Techniques for Shared Resource Management in Systems with Throughput Processors

The continued growth of the computational capability of throughput processors has made throughput processors the platform of choice for a wide variety of high performance computing applications. Graphics Processing Units (GPUs) are a prime example of throughput processors that can deliver high performance for applications ranging from typical graphics applications to general-purpose data parallel (GPGPU) applications. However, this success has been accompanied by new performance bottlenecks throughout the memory hierarchy of GPU-based systems. We identify and eliminate performance bottlenecks caused by major sources of interference throughout the memory hierarchy.

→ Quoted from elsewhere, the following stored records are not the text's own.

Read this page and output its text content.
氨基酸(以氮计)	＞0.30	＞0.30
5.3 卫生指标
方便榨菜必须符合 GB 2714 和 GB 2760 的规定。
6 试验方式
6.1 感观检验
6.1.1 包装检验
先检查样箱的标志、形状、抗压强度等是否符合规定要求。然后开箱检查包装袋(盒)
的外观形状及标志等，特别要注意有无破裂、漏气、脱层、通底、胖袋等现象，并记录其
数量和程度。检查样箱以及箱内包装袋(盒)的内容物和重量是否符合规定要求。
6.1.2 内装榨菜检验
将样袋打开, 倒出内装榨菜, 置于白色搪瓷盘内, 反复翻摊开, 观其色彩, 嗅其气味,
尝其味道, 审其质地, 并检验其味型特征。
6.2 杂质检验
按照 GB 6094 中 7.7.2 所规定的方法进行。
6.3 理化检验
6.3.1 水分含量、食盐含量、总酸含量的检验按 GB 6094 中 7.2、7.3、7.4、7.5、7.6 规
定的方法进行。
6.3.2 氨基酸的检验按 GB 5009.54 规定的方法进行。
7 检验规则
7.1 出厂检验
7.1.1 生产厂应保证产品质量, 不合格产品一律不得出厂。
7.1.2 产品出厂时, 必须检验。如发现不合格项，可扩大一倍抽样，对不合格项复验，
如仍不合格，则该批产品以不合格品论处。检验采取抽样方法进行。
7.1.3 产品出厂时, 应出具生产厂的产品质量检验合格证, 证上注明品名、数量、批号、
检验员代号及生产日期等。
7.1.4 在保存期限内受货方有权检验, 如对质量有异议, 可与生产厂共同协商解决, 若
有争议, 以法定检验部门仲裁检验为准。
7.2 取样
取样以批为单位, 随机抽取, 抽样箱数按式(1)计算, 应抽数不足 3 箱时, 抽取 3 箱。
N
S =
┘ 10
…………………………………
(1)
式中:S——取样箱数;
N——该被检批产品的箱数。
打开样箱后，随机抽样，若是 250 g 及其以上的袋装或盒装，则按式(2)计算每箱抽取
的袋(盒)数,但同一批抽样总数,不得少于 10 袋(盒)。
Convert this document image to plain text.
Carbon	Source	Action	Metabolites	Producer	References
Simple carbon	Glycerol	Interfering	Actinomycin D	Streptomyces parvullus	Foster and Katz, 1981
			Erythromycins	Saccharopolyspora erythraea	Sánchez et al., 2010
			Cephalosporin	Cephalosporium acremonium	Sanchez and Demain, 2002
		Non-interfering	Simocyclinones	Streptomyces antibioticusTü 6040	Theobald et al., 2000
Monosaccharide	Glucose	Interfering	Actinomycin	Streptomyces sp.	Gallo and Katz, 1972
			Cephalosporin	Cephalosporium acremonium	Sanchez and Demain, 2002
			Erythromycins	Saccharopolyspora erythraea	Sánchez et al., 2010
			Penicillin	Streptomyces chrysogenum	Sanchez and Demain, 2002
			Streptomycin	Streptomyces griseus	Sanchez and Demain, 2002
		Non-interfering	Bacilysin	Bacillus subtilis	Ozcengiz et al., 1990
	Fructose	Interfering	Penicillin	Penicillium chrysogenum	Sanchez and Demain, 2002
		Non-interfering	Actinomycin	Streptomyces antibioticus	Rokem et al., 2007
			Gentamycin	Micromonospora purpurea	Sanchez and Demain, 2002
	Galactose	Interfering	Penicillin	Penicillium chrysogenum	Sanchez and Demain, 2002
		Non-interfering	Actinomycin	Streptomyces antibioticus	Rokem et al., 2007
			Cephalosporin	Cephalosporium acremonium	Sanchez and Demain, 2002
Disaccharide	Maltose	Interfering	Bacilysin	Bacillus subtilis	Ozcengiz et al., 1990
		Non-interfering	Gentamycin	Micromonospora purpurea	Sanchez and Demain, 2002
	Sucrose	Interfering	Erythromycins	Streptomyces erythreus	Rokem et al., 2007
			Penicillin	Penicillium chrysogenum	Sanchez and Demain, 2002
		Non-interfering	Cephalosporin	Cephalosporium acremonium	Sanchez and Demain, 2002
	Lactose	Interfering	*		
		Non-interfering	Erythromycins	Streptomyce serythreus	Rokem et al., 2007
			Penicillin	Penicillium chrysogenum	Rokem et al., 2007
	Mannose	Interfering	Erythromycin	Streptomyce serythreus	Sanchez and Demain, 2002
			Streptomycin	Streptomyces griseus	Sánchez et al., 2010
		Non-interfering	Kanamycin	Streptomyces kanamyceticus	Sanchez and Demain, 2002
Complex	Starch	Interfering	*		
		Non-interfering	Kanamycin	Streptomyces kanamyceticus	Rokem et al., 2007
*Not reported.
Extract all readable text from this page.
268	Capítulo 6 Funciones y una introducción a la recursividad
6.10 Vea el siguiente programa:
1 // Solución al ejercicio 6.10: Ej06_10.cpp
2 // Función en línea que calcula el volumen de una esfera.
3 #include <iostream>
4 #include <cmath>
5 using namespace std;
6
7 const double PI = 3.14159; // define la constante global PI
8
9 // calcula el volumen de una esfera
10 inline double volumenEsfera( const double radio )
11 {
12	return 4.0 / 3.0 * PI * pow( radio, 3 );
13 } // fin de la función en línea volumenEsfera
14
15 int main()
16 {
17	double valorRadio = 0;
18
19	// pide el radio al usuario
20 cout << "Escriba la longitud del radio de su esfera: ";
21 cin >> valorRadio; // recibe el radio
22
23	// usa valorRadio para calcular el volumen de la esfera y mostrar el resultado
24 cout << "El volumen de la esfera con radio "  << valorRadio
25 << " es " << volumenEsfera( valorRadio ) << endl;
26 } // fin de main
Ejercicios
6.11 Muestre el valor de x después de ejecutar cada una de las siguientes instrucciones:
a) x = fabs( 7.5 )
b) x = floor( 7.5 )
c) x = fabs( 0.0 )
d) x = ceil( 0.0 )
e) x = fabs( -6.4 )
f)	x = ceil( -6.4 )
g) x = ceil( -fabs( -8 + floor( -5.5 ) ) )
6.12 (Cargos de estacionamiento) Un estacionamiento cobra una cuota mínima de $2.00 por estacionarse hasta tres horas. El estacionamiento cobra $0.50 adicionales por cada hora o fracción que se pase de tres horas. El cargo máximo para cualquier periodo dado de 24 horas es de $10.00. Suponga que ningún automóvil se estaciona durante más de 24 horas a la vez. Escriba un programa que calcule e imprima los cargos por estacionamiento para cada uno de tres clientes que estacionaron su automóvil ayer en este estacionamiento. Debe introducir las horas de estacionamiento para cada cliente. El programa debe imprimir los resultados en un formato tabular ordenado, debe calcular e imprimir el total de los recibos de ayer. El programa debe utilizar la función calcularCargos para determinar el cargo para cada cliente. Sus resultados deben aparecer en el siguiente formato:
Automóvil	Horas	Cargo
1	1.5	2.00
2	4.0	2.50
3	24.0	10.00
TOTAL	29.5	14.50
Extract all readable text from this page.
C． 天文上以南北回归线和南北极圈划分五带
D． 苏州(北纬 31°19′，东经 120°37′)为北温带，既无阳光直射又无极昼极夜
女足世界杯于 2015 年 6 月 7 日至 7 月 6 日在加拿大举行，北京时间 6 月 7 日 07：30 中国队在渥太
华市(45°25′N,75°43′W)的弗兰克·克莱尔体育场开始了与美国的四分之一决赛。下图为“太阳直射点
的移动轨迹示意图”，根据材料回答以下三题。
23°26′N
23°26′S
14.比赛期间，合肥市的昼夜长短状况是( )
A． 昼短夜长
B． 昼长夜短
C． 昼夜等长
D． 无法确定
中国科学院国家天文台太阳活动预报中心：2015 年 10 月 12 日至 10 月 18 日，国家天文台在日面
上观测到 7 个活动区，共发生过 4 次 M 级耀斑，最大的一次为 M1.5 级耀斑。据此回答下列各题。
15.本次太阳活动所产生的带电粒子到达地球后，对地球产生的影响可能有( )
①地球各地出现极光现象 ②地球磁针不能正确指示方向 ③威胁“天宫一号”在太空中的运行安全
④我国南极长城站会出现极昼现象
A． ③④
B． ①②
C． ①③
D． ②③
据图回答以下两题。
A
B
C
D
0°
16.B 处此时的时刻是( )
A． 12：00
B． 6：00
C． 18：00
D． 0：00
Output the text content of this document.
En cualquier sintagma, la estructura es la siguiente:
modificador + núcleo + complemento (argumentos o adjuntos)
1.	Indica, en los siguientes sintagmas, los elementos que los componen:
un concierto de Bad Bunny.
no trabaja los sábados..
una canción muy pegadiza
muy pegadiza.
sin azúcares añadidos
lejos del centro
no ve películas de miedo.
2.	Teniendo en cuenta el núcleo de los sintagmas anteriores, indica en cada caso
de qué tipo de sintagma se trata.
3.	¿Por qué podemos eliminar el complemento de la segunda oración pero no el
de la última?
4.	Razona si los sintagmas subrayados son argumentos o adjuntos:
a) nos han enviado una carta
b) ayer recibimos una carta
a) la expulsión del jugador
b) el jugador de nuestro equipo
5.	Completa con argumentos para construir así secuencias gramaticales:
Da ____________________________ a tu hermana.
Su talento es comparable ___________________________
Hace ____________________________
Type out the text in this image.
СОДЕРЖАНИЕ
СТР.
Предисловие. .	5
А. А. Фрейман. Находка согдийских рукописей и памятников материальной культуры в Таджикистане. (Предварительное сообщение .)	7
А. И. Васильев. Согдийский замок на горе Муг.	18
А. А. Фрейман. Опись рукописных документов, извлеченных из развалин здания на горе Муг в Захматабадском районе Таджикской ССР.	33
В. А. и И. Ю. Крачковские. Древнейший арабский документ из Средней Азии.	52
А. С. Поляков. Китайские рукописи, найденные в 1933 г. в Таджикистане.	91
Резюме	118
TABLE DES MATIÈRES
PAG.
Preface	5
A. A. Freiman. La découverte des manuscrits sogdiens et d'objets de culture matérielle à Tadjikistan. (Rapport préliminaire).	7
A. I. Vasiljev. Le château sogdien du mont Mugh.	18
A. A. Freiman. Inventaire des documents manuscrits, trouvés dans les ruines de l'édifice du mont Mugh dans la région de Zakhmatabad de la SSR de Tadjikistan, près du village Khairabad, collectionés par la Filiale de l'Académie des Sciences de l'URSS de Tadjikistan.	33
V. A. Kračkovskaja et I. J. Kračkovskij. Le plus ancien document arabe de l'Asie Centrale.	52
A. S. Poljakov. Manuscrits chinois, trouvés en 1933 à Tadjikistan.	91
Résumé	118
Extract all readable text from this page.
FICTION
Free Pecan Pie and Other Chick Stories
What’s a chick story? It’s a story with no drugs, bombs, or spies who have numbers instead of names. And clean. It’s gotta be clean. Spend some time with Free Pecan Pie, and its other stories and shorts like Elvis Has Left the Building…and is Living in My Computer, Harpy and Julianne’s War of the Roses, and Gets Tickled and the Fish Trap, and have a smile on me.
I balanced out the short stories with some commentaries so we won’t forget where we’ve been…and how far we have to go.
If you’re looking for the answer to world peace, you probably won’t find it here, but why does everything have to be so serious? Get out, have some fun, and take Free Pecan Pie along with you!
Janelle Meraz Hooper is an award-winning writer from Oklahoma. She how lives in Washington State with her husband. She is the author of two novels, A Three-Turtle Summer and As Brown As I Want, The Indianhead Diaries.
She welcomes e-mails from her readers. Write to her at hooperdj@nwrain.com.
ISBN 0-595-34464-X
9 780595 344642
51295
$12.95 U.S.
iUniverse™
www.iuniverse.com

We introduce changes to the memory hierarchy for systems with GPUs that allow the memory hierarchy to be aware of both CPU and GPU applications' characteristics. We introduce mechanisms to dynamically analyze different applications' characteristics and propose four major changes throughout the memory hierarchy. We propose changes to the cache management and memory scheduling mechanisms to mitigate intra-application interference in GPGPU applications. We propose changes to the memory controller design and its scheduling policy to mitigate inter-application interference in heterogeneous CPU-GPU systems. We redesign the MMU and the memory hierarchy in GPUs to be aware of ddress-translation data in order to mitigate the inter-address-space interference. We introduce a hardware-software cooperative technique that modifies the memory allocation policy to enable large page support in order to further reduce the inter-address-space interference at the shared Translation Lookaside Buffer (TLB). Our evaluations show that the GPU-aware cache and memory management techniques proposed in this dissertation are effective at mitigating the interference caused by GPUs on current and future GPU-based systems.